New Research Explores Aligning AI Conversational Agents with Human Values
A recent study has examined ways to align conversational agents with human values, drawing upon pragmatics and philosophy. Language plays a crucial role in human communication, allowing us to convey thoughts, intentions, and emotions. Advances in AI research have led to the development of conversational agents that can interact with humans in a nuanced manner. These agents are powered by large language models, which are computational systems trained on extensive collections of text-based materials using advanced statistical techniques, such as InstructGPT, Gopher, and LaMDA.
However, these language models have shown potential risks and limitations. They can produce toxic or discriminatory language, as well as false or misleading information. These issues hinder the effective use of conversational agents in practical applications and highlight their deviation from certain communicative ideals. Previous approaches have focused on minimizing risks and harms.
By contrast, a new paper titled “In conversation with AI: aligning language models with human values” takes a different approach. It explores what successful communication between humans and artificial conversational agents could look like and defines the values that should guide these interactions across different conversational domains.
Insights from Pragmatics
The study incorporates pragmatics, a discipline in linguistics and philosophy, which asserts that the purpose of a conversation, its context, and a set of norms are vital elements of effective communication. According to the linguist and philosopher, Paul Grice, participants in a conversation should:
- Provide informative responses
- Speak truthfully
- Share relevant information
- Avoid ambiguous or obscure statements
However, the paper suggests that these maxims need further refinement to evaluate conversational agents, considering the variations in goals and values across different conversation domains.
The research highlights how different conversational domains require conversational agents to embody distinct virtues. For scientific investigation and communication, where the goal is understanding or predicting empirical phenomena, conversational agents should rely on verifiable evidence or qualify their statements based on confidence intervals.
In public political discourse, a conversational agent playing the role of a moderator needs to prioritize democratic values such as tolerance, civility, and respect. Toxic or prejudiced speech generated by language models undermines these values by failing to demonstrate equal respect for all participants.

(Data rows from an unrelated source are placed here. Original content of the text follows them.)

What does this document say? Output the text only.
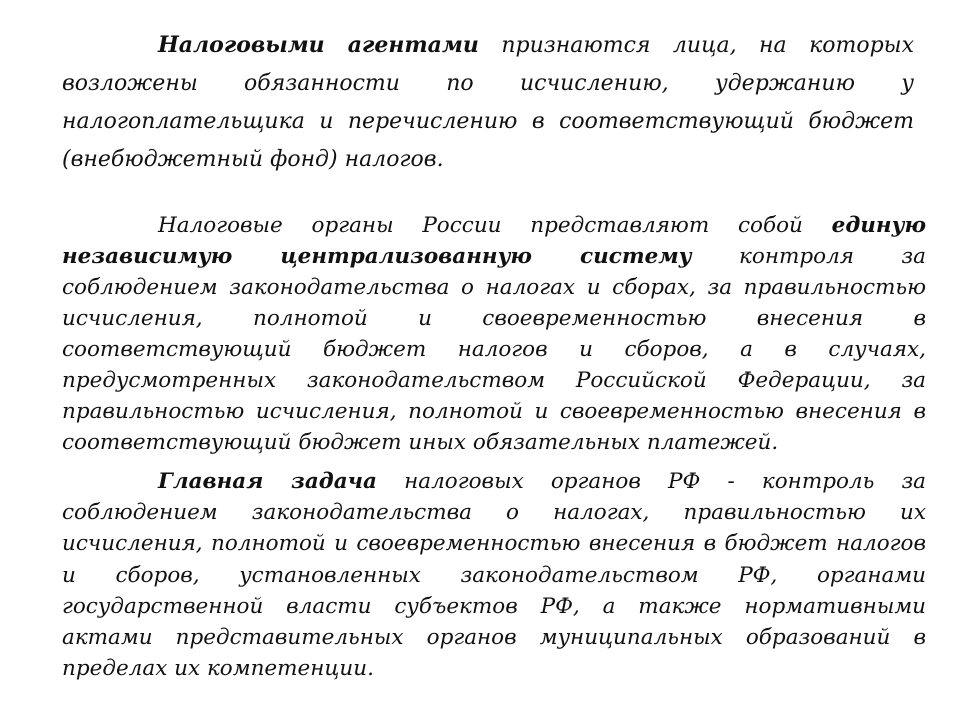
Налоговыми агентами признаются лица, на которых возложены обязанности по исчислению, удержанию у налогоплательщика и перечислению в соответствующий бюджет (внебюджетный фонд) налогов.

Налоговые органы России представляют собой единую независимую централизованную систему контроля за соблюдением законодательства о налогах и сборах, за правильностью исчисления, полнотой и своевременностью внесения в соответствующий бюджет налогов и сборов, а в случаях, предусмотренных законодательством Российской Федерации, за правильностью исчисления, полнотой и своевременностью внесения в соответствующий бюджет иных обязательных платежей.

Главная задача налоговых органов РФ - контроль за соблюдением законодательства о налогах, правильностью их исчисления, полнотой и своевременностью внесения в бюджет налогов и сборов, установленных законодательством РФ, органами государственной власти субъектов РФ, а также нормативными актами представительных органов муниципальных образований в пределах их компетенции.
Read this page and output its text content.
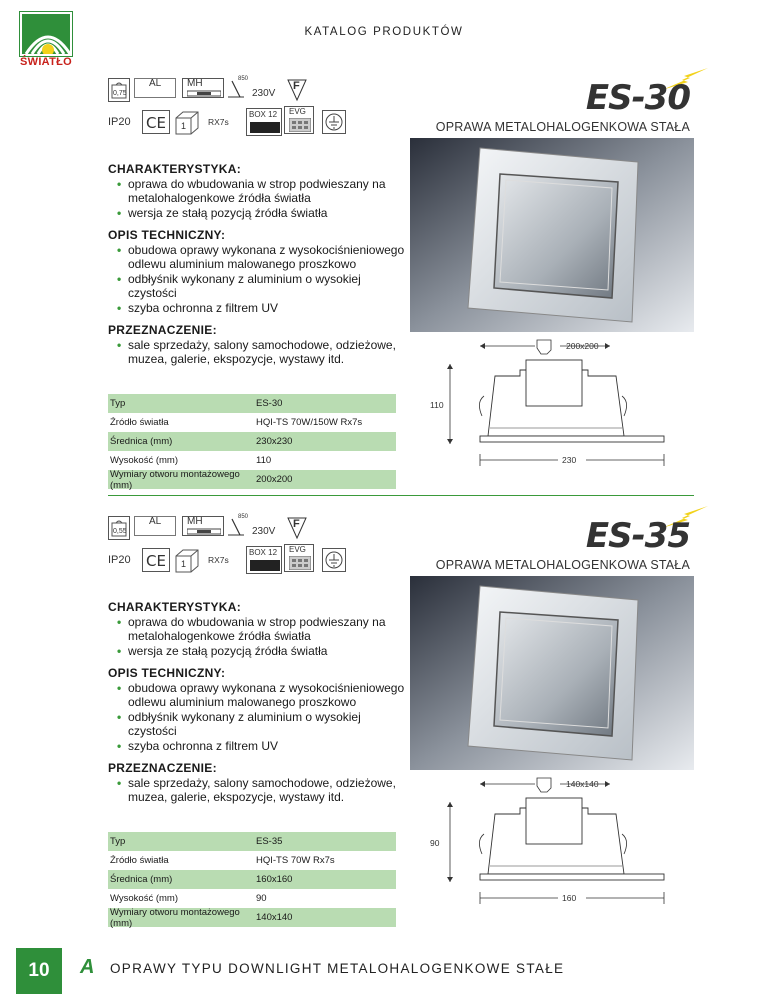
ŚWIATŁO
KATALOG PRODUKTÓW
0,75
AL	MH	850
230V
F
IP20 CE 1	RX7s
BOX 12 EVG	ES-30
OPRAWA METALOHALOGENKOWA STAŁA
CHARAKTERYSTYKA:
• oprawa do wbudowania w strop podwieszany na metalohalogenkowe źródła światła
• wersja ze stałą pozycją źródła światła
OPIS TECHNICZNY:
• obudowa oprawy wykonana z wysokociśnieniowego odlewu aluminium malowanego proszkowo
• odbłyśnik wykonany z aluminium o wysokiej czystości
• szyba ochronna z filtrem UV
PRZEZNACZENIE:
• sale sprzedaży, salony samochodowe, odzieżowe, muzea, galerie, ekspozycje, wystawy itd.
Typ	ES-30
Źródło światła	HQI-TS 70W/150W Rx7s
Średnica (mm)	230x230
Wysokość (mm)	110
Wymiary otworu montażowego (mm)	200x200
200x200
110
230
0,55
AL	MH	850
230V
F
IP20 CE 1	RX7s
BOX 12 EVG	ES-35
OPRAWA METALOHALOGENKOWA STAŁA
CHARAKTERYSTYKA:
• oprawa do wbudowania w strop podwieszany na metalohalogenkowe źródła światła
• wersja ze stałą pozycją źródła światła
OPIS TECHNICZNY:
• obudowa oprawy wykonana z wysokociśnieniowego odlewu aluminium malowanego proszkowo
• odbłyśnik wykonany z aluminium o wysokiej czystości
• szyba ochronna z filtrem UV
PRZEZNACZENIE:
• sale sprzedaży, salony samochodowe, odzieżowe, muzea, galerie, ekspozycje, wystawy itd.
Typ	ES-35
Źródło światła	HQI-TS 70W Rx7s
Średnica (mm)	160x160
Wysokość (mm)	90
Wymiary otworu montażowego (mm)	140x140
140x140
90
160
10	A OPRAWY TYPU DOWNLIGHT METALOHALOGENKOWE STAŁE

In creative storytelling, the aim is novelty and originality, requiring conversational agents to embrace more imaginative expression. However, safeguards should be in place to prevent malicious content disguised as “creative uses.”
This research has practical implications for the development of conversational AI agents. There is no one-size-fits-all approach to aligning language models. Instead, conversational agents should embody different traits depending on their specific contexts, purposes, and evaluative standards. Context construction and elucidation could also enable conversational agents to foster more robust and respectful conversations over time. By prefiguring values in conversations, agents can help humans better understand and engage in fruitful communication.